Self-serve gas is the third rail of New Jersey politics. Former Gov. Tom Kean purportedly said he got “crucified” when he once suggested it. More recently, former Gov. Jon Corzine floated the idea in his first year, but promptly abandoned it.
‘Universal masking’ at nursing homes
Nursing homes and other long-term care facilities must implement “universal masking” of all staff and visitors under updated guidance issued by the state Department of Health this week, while symptomatic residents must wear a mask while receiving direct care.
She said statistics from Washington State indicate that asymptomatic but infected health care workers there had spread the virus while caring for nursing home residents.
As of Tuesday, roughly one in five of New Jersey’s coronavirus-related deaths have occurred at long-term care facilities, and 81 of the 375 such facilities in the state had at least one COVID-19 case.
In addition, Persichilli said long-term care facilities must create separate wings, units or floors to house asymptomatic new residents or those returning from the hospital, and other areas to care for residents who have or are thought to have COVID-19.
“They must limit the staff working between the wings or units as much as possible to avoid spread of the virus,” she added.
Camden County to open testing site; options expand statewide
Camden County will open a new drive-thru coronavirus testing site in the city of Camden on Wednesday as more South Jersey counties prepare for a surge in coronavirus cases akin to what has happened in their northern neighbors.
The site in Cooper’s Poynt Waterfront Park will be open by appointment only to symptomatic Camden County residents with a referral from a health care provider from Monday through Friday, noon to 4 p.m., until April 15.
There are also public coronavirus testing sites in Burlington and Ocean counties, which have similarly seen their positive cases and deaths creep up in recent days.
The majority of New Jersey’s coronavirus cases remain concentrated in northern counties outside New York City — Bergen, Essex, Hudson and Union.
The state is operating two drive-thru testing sites in conjunction with the Federal Emergency Management Agency, or FEMA, at Bergen County Community College and the PNC Bank Arts Center in Monmouth County.

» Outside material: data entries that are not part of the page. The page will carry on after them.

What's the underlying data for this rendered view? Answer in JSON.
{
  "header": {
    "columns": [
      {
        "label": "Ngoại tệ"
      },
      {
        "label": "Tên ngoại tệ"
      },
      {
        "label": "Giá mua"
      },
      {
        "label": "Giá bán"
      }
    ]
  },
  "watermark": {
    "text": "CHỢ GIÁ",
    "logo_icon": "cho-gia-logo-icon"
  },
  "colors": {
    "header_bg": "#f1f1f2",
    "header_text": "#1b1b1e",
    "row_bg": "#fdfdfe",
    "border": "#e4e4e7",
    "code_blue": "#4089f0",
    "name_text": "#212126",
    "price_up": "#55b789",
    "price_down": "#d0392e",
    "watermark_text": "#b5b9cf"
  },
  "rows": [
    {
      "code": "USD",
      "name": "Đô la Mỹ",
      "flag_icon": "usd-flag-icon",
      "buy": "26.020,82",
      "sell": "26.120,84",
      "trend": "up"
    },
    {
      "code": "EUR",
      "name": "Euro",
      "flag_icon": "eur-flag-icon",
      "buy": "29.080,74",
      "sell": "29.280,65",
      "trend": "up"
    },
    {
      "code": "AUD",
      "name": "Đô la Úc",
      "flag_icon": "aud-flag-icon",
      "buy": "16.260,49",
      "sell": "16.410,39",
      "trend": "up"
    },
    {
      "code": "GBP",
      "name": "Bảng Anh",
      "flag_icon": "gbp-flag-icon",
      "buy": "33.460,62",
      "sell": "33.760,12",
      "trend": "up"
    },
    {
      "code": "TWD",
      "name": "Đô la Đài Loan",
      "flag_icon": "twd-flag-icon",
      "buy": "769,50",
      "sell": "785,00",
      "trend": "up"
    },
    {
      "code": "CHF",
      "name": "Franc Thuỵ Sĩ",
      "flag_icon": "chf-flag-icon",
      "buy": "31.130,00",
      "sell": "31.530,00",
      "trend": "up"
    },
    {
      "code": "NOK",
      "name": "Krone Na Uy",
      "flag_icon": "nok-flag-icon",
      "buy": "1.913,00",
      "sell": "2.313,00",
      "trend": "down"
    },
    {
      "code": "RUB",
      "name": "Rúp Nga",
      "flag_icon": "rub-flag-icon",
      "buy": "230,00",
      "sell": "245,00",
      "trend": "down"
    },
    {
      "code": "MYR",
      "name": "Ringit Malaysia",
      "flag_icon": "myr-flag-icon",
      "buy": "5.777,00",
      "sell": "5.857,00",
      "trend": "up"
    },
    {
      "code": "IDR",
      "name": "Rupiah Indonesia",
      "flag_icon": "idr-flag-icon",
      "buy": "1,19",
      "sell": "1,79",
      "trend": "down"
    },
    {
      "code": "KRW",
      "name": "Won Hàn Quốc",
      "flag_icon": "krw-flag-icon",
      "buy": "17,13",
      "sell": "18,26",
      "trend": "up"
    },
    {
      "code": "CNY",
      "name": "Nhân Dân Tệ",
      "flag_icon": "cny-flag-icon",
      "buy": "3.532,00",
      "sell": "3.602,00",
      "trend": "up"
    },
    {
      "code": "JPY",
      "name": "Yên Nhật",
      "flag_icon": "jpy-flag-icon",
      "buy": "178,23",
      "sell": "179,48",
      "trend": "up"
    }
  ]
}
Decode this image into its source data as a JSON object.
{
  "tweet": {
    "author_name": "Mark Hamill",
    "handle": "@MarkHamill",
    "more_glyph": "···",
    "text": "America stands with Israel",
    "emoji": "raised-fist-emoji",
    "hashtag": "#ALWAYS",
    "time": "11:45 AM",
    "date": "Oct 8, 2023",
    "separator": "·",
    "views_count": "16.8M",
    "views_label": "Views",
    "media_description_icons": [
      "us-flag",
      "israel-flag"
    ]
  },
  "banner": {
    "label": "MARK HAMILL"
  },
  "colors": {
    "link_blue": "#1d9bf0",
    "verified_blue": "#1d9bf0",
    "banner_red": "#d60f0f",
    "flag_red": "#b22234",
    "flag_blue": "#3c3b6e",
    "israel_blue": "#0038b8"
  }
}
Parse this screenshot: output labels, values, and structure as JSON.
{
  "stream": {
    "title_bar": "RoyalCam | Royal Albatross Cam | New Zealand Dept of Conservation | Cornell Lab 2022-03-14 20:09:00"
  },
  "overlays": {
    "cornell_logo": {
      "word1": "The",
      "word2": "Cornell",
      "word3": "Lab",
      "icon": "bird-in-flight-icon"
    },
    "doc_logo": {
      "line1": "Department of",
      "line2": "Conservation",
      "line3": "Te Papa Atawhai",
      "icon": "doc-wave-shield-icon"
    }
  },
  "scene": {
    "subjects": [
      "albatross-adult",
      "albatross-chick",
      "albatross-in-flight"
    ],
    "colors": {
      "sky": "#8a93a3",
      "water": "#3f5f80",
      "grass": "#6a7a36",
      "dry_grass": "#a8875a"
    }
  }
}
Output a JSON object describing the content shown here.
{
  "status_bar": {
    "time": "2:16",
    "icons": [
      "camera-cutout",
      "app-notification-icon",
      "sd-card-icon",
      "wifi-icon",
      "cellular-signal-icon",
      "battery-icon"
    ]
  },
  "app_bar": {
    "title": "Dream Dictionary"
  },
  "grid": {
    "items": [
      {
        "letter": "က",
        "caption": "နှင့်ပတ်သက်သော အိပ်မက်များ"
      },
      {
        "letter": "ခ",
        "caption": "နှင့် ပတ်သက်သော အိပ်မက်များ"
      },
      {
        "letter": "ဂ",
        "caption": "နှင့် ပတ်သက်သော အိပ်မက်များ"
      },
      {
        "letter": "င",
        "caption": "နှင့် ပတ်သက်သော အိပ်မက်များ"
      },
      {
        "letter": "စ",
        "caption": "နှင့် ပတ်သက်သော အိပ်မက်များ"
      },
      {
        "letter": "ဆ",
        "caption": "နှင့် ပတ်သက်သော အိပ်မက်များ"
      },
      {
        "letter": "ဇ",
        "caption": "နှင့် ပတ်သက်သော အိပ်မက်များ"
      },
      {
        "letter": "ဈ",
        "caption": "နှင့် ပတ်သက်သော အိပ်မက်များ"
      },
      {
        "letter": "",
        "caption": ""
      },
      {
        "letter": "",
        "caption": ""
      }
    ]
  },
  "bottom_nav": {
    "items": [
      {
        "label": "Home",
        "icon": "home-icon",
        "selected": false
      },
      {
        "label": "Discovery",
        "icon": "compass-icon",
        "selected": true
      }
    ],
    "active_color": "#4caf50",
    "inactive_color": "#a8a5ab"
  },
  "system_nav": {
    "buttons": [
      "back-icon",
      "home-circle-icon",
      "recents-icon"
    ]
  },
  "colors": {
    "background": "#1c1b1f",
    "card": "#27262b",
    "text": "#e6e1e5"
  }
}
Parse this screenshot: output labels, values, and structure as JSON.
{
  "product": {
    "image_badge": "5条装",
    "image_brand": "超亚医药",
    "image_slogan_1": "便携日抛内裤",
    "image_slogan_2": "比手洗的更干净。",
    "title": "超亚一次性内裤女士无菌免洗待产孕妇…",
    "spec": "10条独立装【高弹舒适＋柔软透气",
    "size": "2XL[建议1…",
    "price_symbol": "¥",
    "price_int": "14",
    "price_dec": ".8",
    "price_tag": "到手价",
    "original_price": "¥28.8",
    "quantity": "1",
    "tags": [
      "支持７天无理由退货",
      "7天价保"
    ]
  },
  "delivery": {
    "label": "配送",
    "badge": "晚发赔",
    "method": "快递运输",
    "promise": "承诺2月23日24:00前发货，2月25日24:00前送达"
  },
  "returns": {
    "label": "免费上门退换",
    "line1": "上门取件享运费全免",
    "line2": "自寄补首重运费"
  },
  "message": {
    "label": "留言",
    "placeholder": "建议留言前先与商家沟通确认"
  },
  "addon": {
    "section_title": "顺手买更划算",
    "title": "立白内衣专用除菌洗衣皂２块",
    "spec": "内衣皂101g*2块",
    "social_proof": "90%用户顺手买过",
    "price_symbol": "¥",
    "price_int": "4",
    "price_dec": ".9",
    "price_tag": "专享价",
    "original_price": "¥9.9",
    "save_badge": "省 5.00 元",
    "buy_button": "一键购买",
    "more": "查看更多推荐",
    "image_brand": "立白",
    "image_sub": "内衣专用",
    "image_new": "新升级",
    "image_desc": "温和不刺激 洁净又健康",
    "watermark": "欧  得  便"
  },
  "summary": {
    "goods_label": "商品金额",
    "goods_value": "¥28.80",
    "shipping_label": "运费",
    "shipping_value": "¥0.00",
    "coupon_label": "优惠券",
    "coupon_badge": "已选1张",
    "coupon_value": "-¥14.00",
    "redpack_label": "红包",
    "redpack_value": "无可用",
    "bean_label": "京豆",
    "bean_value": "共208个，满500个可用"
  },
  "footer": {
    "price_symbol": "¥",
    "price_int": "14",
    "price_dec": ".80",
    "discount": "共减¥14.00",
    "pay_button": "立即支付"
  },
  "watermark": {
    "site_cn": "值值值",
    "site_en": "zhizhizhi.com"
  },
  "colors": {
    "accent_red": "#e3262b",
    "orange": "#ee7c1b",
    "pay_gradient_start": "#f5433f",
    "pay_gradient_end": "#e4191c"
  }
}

Other testing sites are open for residents in Passaic, Morris, Hudson, Union, Middlesex and Mercer counties, as well as Jersey City.
The state is keeping a running list of New Jersey coronavirus testing sites, which includes details on each one’s operating procedures and symptom requirements.
Criticism mounting over toll hike proposals
U.S. Rep. Jeff Van Drew is the latest elected official to rip the South Jersey Transportation Authority for considering a 37% toll hike on the Atlantic City Expressway during the coronavirus pandemic.
It comes as the New Jersey Turnpike Authority, which oversees the New Jersey Turnpike and the Garden State Parkway, is plowing ahead with a similar proposal to raise tolls on those roadways.
“South Jersey is hurting,” said Van Drew in a statement. For decades he was a Democrat but switched to become a Republican after voting against impeachment. “The last thing we need right now are more proposals and hearings on how politicians from Trenton can best punish our citizens even more.”
It currently costs $3.75 to drive the length of the AC expressway. Under the proposal, the average toll would initially increase 57 cents and then be indexed to inflation, rising up to 3% annually.
The money would help fund capital projects worth hundreds of millions of dollars. Tolls were last raised in 2008.
Until a few days ago, the South Jersey Transportation Authority was planning to hold in-person hearings on the proposed toll hike despite Gov. Phil Murphy’s statewide ban on gatherings of any size.
On Monday afternoon, the authority changed the notice on its website to say the public hearings set for Wednesday and Thursday will be held remotely.